第18話 スクラップ・ハート
地下水道のヘドロにまみれながら、俺は彼女を抱き起こした。 かつて白磁のように美しかった彼女の装甲は、過負荷で焼け焦げ、内部の魔力導管がズタズタに引き裂かれて、青白い火花が断続的に散っている。
「……マスター。……視覚ユニット、破損。……消滅シークエンス、……回避、不能……」
【 警告:個体名『マリアンヌ』のデータ整合性が1%以下です 】 【 消滅まで……残り300秒 】
「300秒……!? たった5分かよ!」
俺は、震える手でインベントリを漁った。だが、石もアイテムもない。セレスティアの祈りも、ファウストの錬金術も、彼女の「存在そのものが消える」という運営の呪い(消滅タイマー)を止めることはできない。
「指揮官、ひどいよ……。腕が、マリアンヌさんの腕が……」
ルミナが息を呑む。マリアンヌの右腕は、接合部から焼け落ち、ヘドロの中に沈んでいた。
「……マスター……。……もう、いいのです。……私は、ここで……役目を……終える……『仕様』……」
「仕様なんて知るかッ! お前は俺が引いたんだ! 俺の所有物だ! 勝手に消えるなんて、規約違反だろ!」
俺は地下水道の汚水の中に膝をつき、必死に頭を回転させた。アイテムがない? なら、俺自身の『パラメーター』を代償にするしかねぇ。

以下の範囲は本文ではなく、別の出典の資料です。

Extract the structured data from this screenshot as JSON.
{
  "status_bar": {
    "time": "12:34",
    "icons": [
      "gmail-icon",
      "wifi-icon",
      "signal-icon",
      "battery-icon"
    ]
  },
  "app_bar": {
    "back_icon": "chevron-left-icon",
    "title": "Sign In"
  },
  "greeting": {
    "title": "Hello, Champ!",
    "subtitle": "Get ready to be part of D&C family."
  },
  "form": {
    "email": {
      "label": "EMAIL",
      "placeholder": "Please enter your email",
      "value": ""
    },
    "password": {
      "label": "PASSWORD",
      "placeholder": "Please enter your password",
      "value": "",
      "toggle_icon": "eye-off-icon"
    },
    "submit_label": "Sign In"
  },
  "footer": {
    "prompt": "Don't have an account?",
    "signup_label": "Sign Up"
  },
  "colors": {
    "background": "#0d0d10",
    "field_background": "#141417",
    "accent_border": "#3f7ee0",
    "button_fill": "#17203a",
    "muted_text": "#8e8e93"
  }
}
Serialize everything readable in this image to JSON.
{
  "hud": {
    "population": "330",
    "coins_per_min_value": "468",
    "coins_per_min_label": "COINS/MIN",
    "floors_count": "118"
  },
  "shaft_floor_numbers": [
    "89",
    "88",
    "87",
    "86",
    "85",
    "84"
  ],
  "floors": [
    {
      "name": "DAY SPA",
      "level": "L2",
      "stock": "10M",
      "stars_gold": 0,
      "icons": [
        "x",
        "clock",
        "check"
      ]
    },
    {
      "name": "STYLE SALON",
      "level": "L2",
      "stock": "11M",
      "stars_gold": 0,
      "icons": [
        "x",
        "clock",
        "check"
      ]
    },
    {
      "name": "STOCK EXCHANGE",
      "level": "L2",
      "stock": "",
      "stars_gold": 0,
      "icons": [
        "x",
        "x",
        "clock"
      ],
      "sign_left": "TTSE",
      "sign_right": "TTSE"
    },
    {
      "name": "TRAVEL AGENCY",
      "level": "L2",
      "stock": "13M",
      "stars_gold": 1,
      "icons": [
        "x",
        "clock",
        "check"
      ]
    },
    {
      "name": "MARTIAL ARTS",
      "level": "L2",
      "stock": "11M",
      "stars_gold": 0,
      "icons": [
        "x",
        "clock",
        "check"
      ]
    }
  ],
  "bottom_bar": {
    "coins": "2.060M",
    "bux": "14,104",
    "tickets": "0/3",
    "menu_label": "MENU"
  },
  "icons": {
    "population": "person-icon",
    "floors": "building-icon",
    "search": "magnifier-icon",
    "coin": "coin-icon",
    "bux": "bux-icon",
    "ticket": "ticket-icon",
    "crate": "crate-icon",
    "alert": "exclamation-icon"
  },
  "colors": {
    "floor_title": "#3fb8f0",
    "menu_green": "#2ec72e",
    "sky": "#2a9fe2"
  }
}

「……ファウスト! お前の『等価交換』だ! 俺の『何か』を対価にして、こいつのタイマーを書き換えろ!」
「……正気ですか? 運命を書き換えるほどの代償。……あなたの命そのものを差し出しても、足りないかもしれませんよ?」
「いいからやれ! 俺の右腕でも、寿命でも、記憶でも何でも持っていけ! こいつの『消滅』を『一時停止』させるだけでいい!」
「……ふふ、最高の取引だ。では、あなたの『痛覚』の全てと、今後得られる『全経験値の90%』……。いえ、いっそ『全経験値の譲渡権』をいただきましょうか。あなたが稼ぐ経験値はすべて私の錬金術の触媒(燃料)となり、あなたのレベルが上がることは二度とない。……それでも?」
「いいからやれ! 俺のレベルなんて1のままでいい! こいつの『消滅』が止まるなら、安いもんだ!」
【 特殊処理:消滅シークエンスのフリーズ(一時停止) 】 【 代償:指揮官のレベルアップ権を永続的に放棄します 】
「……あ、ぐ、ああああああッ!!!」
俺の全身を、魂を削られるような脱力感が襲う。だが、マリアンヌの体から漏れていた光の粒子が、ぴたりと止まった。
「……マスター……? なぜ、……そこまで……」
「……うるせぇ。……お前はまだ、水着にもなってねぇんだぞ。死なせる、わけ……ないだろ……」
俺はそのまま、マリアンヌを抱いたまま倒れ込んだ。 タイマーは止まった。だが、彼女は右腕を失い、動くこともままならないスクラップ寸前の状態だ。……その時だ。
「……ん? 待て、あそこ……光ってないか?」
ルミナが指差した先。地下水道の淀んだ水の底。 王都のゴミが最後に流れ着く「最果ての掃き溜め」に、場違いな高純度の魔力が沈んでいた。
「……嘘だろ。あれは……『神の心臓』の試作型データか!?」
かつて運営が「強力すぎて没にした」と言われる幻の初期パーツ。 それは、王都の研究所から不法投棄されたものか、あるいは。
「……はは、……。見つけた。……運営が捨てた『心臓』、俺が拾ってやるよ」
俺は泥水を吐き出し、物言わぬマリアンヌを強く抱きしめた。 コア奪還のチャンスは、地獄の底に転がっていた。